Other than that, there isn't much that The Lego Batman Movie does wrong. It's quirky, very funny in places, works on both an adult and a child's level and contains so many references to Batman and the wider DC universe that nerds will have a field-day trying to find them all. This is the first non-Pixar animation I have seen in a long time that achieves the balancing act of entertaining every member of the family and it is also refreshing to see a follow-up film improve on what went before it.
Should I Watch It?
Funnier and more enjoyable than its predecessor, The Lego Batman Movie is a riotous family comedy that offers plenty of thrills, spills and gags that most viewers will appreciate. For fans of the Caped Crusader, it's essential viewing as a real love for the character and mythos shines through the lunacy. But even if you aren't, the film pokes some fun at the ever-popular superhero genre and is a energetic, noisy and suitably bonkers adventure that feels exactly like the sort of thing you would conjure up with your Lego toys.

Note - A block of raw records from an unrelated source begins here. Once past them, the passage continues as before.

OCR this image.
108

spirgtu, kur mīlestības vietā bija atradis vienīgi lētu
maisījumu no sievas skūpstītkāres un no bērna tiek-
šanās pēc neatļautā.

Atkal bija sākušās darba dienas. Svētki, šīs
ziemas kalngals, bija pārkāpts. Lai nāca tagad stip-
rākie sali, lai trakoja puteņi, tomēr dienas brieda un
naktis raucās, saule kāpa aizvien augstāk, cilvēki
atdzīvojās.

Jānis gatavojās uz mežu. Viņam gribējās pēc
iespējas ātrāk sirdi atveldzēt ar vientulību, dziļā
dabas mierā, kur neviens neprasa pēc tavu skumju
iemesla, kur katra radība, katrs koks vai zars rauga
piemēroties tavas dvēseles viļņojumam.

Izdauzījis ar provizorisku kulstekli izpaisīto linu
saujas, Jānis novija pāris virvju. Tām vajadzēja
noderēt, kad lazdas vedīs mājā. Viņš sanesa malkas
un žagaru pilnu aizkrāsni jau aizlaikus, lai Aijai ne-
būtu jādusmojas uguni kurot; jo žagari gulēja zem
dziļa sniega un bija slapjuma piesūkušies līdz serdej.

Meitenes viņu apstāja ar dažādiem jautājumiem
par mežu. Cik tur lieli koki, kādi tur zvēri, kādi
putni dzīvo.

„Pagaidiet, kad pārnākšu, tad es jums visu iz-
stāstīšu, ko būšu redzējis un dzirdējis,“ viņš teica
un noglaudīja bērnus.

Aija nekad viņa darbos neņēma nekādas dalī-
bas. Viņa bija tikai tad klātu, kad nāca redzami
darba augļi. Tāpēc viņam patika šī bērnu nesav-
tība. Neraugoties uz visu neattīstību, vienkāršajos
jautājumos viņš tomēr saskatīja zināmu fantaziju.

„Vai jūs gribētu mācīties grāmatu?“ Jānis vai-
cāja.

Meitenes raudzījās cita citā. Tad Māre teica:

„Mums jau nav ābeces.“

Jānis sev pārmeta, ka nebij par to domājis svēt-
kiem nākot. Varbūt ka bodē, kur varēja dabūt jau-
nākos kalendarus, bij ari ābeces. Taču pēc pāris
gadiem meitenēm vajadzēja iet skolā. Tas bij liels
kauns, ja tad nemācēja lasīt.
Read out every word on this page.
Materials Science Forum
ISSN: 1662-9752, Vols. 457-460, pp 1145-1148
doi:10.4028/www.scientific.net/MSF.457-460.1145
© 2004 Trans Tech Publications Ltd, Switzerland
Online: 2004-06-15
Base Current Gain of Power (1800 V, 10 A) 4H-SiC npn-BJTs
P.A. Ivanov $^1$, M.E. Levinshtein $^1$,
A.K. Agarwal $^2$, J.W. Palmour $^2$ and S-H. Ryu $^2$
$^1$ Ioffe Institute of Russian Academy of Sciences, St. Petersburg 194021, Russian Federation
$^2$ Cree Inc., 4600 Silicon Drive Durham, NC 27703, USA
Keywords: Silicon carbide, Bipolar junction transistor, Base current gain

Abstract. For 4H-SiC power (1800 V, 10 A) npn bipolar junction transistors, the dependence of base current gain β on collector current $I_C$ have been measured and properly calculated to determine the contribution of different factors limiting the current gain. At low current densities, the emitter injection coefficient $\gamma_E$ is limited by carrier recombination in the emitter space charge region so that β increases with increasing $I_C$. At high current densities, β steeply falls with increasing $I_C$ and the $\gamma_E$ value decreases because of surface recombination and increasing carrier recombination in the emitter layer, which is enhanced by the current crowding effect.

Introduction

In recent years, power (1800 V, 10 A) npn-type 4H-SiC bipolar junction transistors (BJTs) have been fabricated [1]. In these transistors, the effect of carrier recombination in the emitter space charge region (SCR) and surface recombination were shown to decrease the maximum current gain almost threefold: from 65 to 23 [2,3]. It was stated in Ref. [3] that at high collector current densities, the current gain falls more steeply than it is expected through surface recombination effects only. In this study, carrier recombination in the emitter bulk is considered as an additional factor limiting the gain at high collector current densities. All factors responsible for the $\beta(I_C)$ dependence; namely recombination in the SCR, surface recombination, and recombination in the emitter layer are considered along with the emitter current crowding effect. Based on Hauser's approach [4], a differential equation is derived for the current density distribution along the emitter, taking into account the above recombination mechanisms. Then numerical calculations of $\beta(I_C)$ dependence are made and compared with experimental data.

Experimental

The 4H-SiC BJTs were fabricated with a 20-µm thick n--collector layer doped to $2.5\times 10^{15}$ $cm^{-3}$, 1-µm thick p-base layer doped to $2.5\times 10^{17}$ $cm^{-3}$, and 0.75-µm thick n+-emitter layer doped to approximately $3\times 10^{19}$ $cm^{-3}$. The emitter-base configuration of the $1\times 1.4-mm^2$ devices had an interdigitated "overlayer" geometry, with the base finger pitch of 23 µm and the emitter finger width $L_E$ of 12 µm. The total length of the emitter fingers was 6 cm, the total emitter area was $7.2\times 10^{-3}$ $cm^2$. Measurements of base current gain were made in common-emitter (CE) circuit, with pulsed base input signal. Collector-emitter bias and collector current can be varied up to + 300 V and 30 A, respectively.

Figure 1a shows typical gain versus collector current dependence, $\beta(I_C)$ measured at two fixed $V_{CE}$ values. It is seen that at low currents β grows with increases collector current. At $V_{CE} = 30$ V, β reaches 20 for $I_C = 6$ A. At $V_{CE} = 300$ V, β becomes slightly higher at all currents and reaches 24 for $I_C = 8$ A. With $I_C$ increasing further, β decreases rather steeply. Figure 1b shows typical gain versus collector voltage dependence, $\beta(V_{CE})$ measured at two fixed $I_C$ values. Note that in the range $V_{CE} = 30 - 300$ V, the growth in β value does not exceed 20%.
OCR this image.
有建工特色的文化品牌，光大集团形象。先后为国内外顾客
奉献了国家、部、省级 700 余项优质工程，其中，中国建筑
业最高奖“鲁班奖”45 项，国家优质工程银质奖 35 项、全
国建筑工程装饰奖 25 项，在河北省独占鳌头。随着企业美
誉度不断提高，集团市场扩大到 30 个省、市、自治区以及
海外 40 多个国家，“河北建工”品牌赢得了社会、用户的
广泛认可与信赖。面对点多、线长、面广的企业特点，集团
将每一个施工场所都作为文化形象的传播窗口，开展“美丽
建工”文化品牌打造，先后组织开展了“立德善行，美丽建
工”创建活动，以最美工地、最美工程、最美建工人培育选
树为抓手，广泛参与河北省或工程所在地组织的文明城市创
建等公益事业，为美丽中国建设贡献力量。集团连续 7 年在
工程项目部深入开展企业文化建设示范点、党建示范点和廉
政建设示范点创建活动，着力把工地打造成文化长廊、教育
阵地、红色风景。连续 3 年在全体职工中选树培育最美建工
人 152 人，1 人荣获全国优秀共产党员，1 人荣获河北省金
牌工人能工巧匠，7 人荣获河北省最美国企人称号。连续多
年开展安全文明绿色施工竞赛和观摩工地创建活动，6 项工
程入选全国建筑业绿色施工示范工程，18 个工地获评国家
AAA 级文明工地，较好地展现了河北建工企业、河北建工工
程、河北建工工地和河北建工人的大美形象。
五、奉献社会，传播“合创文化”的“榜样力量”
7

Great For: fans of Batman, anyone who enjoyed the first film, DC universe lovers, hyperactive kids full of sugar
Not So Great For: fans who take themselves too seriously, anyone who has never played with Lego
What Else Should I Watch?
Part of the appeal of Batman is that he has had various interpretations of the character due to his longevity. Modern viewers will enjoy the dark, brooding style introduced by Frank Miller in his ground-breaking graphic novel The Dark Knight Returns which Christopher Nolan adapted for his hugely successful Dark Knight trilogy. Earlier audiences may enjoy a slightly more light-hearted version of Batman with Tim Burton's Batman or, even more light-hearted, Joel Schumacher's efforts like Batman & Robin. Going back even further, the Sixties see a camp and colourful version of the character in the cult Batman: The Movie which sees a gathering of Batman's greatest foes - and an infamous rubber shark - team up to take on Bats and the Boy Wonder, Robin. Whichever style of Batman you prefer, there are films for you to enjoy.
Having to play catch-up to the current titans of superhero cinema Marvel, DC have cobbled together their own cinematic multiverse known as the Extended Universe or DCEU. Starting in 2013 with the grim-faced Superman film Man Of Steel, the series has unfortunately suffered from inconsistency among the various films released. From highlights such as Wonder Woman and the recent reboot The Suicide Squad to more uneven fare like Justice League, Warner Bros. and DC Films are continuing to mine the creative coalface with forthcoming films Black Adam and The Flash. Hopefully, we'll see more films that are champions and less chumps.